Je vais à Médan rencontrer Émile Zola. Il est difficile d'imaginer maison plus laide. Tout est disgracieux et l'on imagine quelque architecte fou qui s'est ingénié à contrevenir à toute règle de juste proportion. À tout prendre, le pavillon Charpentier dont la maison est flanquée, et qui accueillit un temps Cézanne, est plus agréable à regarder malgré son incompréhensible double escalier soutenu par une colonnade à quatre piliers. Et encore, il s'agit de la vue du jardin, car, de la rue, l'ensemble pourrait passer pour une école élémentaire, ne seraient-ce les remaniements trop nombreux pour une architecture scolaire. La laideur de la maison de Monsieur Zola demeurera une énigme, qui se résout à l'intérieur. Car, toute la maison ne prend sens que par le vaste bureau aux très hautes croisées qui domine la Seine... et la voie ferrée. C'est là que me reçoit l'écrivain polémiste et fin politologue - comme on dit désormais.

« Monsieur Zola, pensez-vous que la période soit en France bonapartiste ?
- je ne sais pas si elle est bonapartiste ; le terme lui-même est assez ambigu mais, à l'évidence, quelqu'un se prend pour Bonaparte. Le problème vient sans doute que cette personne hésite entre les deux figures historiques : la première, qui est une fulgurance et la seconde, qui est le règne de la force brutale de l'argent assise sur de bons sentiments.
- qui, selon vous, se prend pour Napoléon III ?
- personne ne se prend sérieusement pour Napoléon III. Ce n'est pas un personnage auquel on a envie de s'identifier. On lui préfère évidemment son oncle. Pour autant, ce serait vouloir aujourd'hui s'identifier à un mégalomane paranoïaque que de s'identifier à Napoléon Premier. Quand je dis que quelqu'un se prend pour Bonaparte, il ne faut pas y voir une tentative de décalque, mais plutôt, cette envie de petit garçon d'être un personnage à destin. Voyez, dans les Rougon-Macquart, personne n'a vraiment de destin. Celui qui, dans le premier tome, a un destin, comme le relève le bon Docteur Pascal, c'est le jeune Silvère, assassiné par la Maréchaussée après les émeutes qui ont éclaté après le coup d'État. Vous diriez certainement maintenant qu'il a été victime de la violence policière. À la vérité, il s'agissait d'une exécution sommaire. Nous n'en sommes pas encore là, ou alors, cela ne se sait pas. Cela fait si longtemps que je suis à Médan à lire de mauvais journaux que je ne sais pas bien ce qui se passe à Paris et encore moins à Plassans.
- Mais alors, la période peut-elle être bonapartiste sans Bonaparte ?

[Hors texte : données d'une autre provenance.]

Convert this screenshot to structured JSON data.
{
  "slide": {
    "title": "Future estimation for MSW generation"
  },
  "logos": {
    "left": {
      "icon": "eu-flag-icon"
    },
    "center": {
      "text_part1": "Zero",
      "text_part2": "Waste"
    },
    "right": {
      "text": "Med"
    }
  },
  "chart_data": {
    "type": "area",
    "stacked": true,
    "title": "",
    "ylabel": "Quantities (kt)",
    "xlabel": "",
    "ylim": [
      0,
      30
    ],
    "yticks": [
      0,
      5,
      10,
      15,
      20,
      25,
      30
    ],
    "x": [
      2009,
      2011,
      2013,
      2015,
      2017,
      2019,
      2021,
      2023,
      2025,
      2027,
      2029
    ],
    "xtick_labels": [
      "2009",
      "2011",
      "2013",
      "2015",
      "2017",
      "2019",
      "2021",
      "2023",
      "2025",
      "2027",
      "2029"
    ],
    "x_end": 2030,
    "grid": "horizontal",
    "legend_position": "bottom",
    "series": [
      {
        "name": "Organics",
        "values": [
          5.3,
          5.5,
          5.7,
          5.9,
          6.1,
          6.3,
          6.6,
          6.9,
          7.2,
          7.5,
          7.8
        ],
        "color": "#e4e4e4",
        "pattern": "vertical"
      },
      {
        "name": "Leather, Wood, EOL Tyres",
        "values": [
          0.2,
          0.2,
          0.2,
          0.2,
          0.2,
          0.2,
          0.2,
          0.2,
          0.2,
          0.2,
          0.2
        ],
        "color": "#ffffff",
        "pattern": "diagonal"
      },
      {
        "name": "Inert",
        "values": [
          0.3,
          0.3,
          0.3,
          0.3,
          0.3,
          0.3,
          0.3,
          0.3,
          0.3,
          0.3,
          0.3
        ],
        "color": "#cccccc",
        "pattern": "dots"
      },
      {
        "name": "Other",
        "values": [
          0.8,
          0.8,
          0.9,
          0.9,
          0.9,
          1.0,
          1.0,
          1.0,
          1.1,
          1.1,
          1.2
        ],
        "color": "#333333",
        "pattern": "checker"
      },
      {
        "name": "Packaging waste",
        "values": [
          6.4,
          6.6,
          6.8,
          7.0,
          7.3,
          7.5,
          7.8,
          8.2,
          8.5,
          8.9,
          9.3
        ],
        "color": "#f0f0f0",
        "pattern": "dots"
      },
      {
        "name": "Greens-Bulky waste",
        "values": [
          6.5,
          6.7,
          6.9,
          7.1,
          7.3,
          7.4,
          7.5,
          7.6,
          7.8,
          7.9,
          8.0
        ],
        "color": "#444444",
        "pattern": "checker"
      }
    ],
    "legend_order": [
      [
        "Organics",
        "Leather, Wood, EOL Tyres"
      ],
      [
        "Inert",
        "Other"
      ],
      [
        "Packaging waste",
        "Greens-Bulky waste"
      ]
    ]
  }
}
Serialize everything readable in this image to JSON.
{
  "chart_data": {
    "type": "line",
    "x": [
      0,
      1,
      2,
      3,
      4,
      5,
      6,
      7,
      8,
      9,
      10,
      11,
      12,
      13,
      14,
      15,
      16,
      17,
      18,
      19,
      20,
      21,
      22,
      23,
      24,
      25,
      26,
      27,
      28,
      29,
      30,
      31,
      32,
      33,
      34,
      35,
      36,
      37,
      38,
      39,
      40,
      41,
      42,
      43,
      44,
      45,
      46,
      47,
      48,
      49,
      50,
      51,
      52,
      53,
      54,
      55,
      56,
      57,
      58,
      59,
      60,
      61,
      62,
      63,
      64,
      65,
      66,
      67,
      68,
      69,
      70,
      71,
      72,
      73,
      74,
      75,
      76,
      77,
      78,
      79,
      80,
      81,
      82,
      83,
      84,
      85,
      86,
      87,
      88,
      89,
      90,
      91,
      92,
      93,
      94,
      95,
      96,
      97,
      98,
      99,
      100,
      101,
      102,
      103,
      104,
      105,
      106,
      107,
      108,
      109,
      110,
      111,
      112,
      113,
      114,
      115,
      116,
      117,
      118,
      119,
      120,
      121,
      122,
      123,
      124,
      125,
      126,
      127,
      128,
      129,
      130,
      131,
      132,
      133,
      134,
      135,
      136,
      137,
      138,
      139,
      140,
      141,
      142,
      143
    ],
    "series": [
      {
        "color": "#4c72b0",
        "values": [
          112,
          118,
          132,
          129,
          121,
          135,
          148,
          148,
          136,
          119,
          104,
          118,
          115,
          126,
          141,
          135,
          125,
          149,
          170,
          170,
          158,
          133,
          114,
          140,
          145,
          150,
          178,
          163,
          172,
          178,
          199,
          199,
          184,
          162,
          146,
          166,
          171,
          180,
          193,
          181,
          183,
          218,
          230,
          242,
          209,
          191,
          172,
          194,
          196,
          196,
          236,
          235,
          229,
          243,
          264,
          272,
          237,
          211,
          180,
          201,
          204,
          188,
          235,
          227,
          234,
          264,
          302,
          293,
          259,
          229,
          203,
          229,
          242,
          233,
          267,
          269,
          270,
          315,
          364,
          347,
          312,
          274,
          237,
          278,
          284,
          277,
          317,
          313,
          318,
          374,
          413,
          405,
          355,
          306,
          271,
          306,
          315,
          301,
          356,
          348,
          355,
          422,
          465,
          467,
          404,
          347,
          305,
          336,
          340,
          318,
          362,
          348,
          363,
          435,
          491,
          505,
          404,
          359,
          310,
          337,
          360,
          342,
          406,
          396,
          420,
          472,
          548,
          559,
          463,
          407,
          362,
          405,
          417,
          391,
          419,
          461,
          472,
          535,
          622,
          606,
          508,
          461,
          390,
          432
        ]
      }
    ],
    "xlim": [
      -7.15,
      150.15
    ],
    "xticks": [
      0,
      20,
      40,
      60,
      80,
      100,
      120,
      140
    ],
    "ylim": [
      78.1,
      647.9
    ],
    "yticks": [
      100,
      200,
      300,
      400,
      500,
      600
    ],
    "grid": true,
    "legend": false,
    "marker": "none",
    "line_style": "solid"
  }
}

- Bien sûr. Cela s'appelle le gaullisme. De Gaulle se prenait davantage pour Jeanne d'Arc que pour Napoléon, qu'il devait trouver en son for intérieur un peu ridicule sinon pathétique. Mais, sa vision de la France et de sa reconstruction, il la partageait avec Louis-Napoléon. La France de 1851 est en retard sur tout. Il faut la moderniser et l'assainir. Le paradoxe impérial aura été d'assainir la France par la corruption. Si De Gaulle, lui-même, n'était pas corrompu, il était entouré de malfrats.
- Vous trouvez que la France est, aujourd'hui encore, corrompue ?
- Elle l'est terriblement. On pourrait même avancer que c'est la patrie de la corruption. Il y a très peu de parties du territoire qui échappent à la corruption. La moindre communauté de communes est un champ intense d'arrangements, de petits passe-droits et de baronnies. Que voulez-vous ? En France, l'idéal est bourgeois et le propre de la bourgeoisie, c'est la corruption.
- Mais comment, de Médan, où vous êtes reclus depuis 1902, pouvez-vous savoir cela ?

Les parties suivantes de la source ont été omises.